This is Part 4 of a set of posts related to the analysis of the Data Visualization Field on Twitter. For context or more information you may want to read those other posts first. They are:
In the previous posts we have seen that there are two fairly cohesive subgroups of twitter accounts that emerged from our analysis of the original 1000 accounts. I've been calling them the 'blue' and the 'red'. They were determined by looking exclusively at the references to twitter IDs within the tweets that were sent.
Presumably the fact that there are two fairly distinct groups would also be reflected in what they are discussing. I've done some analysis of the words used within the tweets for both groups. English stop words ('the' , 'and' , 'or', ... ) and other words commonly found in tweets ('new', 'via', 'like', 'day', ...) were excluded. Word clouds definitely have their limitations but I believe they can be an effective way to get a qualitative feel for a body of text. I have used Wordle to construct word clouds for the two groups.
It's clear that the blue group tweets a lot about 'art', 'code', 'design', 'processing', 'project', 'app' and 'workshop'. The red group tweets about 'data', 'visualization', 'design', 'infographic', and 'visual'. There is some overlap for sure but it's clear that they emphasize different things in what they are talking about.
Right from the very start I was calling the whole set of accounts the 'Data Visualization Field'. Of course, a more accurate description was that I was looking at the 'Set of Accounts on Twitter Connected Through Tweet Mentions from @moritz_stefaner, @datavis, @infosthetics, @wiederkehr, @FILWD, @janwillemtulp, @visualisingdata, @jcukier, @mccandelish, @flowingdata, @mslima, @blprnt, @pitchinteractiv, @bestiario140, @eagereyes, @feltron, @stamen, and @thewhyaxis'. It doesn't exactly roll off the tongue. From looking at these word clouds it appears that the red group could reasonably be named 'The Data Visualization Field' and the blue group something like 'Computational Artists and Designers'.

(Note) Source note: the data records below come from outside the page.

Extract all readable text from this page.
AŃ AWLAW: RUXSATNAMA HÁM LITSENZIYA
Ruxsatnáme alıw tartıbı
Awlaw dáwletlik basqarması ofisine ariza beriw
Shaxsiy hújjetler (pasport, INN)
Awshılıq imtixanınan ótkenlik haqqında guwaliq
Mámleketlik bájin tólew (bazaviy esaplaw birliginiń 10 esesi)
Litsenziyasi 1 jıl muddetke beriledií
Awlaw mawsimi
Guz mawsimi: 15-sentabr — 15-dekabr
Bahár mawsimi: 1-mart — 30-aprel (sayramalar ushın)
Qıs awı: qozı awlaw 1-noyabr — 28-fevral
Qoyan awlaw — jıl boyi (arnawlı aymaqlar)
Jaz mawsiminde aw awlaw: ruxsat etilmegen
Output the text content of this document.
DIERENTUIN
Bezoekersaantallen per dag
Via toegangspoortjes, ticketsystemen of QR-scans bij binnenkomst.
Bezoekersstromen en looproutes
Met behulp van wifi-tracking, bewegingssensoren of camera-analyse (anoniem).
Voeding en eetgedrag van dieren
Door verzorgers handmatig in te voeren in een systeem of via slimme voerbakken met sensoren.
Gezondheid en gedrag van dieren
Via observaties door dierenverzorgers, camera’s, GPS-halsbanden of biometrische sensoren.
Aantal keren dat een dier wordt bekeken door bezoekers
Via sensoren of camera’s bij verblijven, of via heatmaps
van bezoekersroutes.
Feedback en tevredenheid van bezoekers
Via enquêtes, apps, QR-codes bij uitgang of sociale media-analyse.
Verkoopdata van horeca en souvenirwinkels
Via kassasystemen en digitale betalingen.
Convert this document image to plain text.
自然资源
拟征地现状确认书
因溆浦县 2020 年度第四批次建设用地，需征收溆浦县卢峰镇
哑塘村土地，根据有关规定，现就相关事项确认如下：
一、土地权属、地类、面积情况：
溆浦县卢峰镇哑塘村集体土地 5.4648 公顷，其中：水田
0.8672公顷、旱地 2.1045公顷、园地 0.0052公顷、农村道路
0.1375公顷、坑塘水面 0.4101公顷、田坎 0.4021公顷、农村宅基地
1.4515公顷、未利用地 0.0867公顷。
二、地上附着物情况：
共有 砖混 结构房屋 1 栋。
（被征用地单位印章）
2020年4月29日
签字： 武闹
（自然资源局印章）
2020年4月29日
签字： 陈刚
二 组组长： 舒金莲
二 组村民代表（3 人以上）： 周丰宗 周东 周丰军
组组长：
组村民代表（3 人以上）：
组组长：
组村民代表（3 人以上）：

If we want to contrast these two groups more directly we can look for words that are used much more frequently in tweets of one group than the other. I've done this for words that met both an overall frequency threshold and an author support threshold - they were used by at least 10% of the group members. The bar charts show the frequency proportion. So, for example, in the large sample of tweets I looked at from both of the two groups if you count the number of times the word 'makerbot' was used then 99% of those instances were in tweets from people in the blue group.
This shows even more clearly the different things that these two groups emphasize.